Kathmandu Conclusion – Shitty shoes and a failed enterprise

To recap – I had recently dislocated my shoulder falling into a ditch in a dark night. Grimacing in pain, I soldiered on, attempting to obtain a passport photo for a putative Indian visa. The plan was to return to Nepal following the Indian sojourn for an unexpected rendezvous with Canada’s favourite crooner, Bryan Adams.

The passport photo was thwarted by the city’s failing power grid, and the incompetence of the machine operator. My task unfulfilled, we stumbled back (in the dark) to my lodge, only to find myself, once again, the victim of gravity in the vicinity of an open sewer.

I went in up to my shin.

Now my shoes were soaked. In shit. And other stuff, but predominantly shit. I was wearing one of my only pairs of shoes too (of course, one does not carry a full wardrobe when travelling). They were not waterproof.

(As an aside, my wife always said that they were actually ladies shoes. They probably were, but I liked the way they looked. At least up to that date. I have never worn them since.)

My companion could barely control his mirth. Trying badly to suppress a laugh, he again helped me out of the ditch, once again by my bad arm. I shook the shit from my shoes. Naturally, there was no options for rinsing off my shoes, or my feet, and going barefoot was out of the question. I squelched back to the guest-house, each step squeezing another spray of evil liquid out of my footwear. I stank.

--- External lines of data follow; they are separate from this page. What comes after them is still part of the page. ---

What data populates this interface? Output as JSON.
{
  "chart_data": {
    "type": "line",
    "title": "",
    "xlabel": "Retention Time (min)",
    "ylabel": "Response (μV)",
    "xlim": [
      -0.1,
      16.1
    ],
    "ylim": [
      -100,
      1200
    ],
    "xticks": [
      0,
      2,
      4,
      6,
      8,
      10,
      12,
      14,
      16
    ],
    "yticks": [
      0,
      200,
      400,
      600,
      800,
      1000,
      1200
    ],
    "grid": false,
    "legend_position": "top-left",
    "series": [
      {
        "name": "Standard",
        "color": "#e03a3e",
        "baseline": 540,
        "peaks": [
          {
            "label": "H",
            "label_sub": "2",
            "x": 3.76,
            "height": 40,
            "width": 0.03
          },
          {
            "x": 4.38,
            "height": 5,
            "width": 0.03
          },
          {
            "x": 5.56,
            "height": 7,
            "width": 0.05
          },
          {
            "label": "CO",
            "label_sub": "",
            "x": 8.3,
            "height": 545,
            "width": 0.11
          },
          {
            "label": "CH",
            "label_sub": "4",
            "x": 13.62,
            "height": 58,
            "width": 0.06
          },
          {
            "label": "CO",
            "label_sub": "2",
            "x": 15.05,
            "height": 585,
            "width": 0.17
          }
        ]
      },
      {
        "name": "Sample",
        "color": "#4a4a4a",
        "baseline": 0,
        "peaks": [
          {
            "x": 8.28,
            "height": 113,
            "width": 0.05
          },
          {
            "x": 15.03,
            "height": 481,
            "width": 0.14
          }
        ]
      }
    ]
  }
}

When I returned to my guesthouse, I rinsed off the shoes and dried them on the balcony. I don’t know what I was thinking, but I did keep them, and even took them home. I’m not sure why.


We never did get to India.

And, as it turned out, I couldn’t change my flight back to Australia without purchasing a whole new ticket, and this was not a sound financial investment. My colleagues went to the Indian embassy in Kathmandu to organise their visas, but after a full day in line, they were told that the wheels of the bureaucracy simply did not turn that fast. They opted instead for a mountain trek, from which one of them had to be medically retired, probably from tainted yak cheese.


I felt bad about having to tell the ticket sellers that I couldn’t go to the concert, so resolved to buy a ticket anyway, and try to flog it to a friend. After all, they were coming to deliver it to me personally.

They never turned up, although that may have been a result of my inability to provide an accurate address.

I am yet to experience the legend that is Bryan Adams in concert. My shoulder recovered over the next few weeks. It has never dislocated since, and only twinges in sympathy when I hear ‘Summer of 69’ on the radio.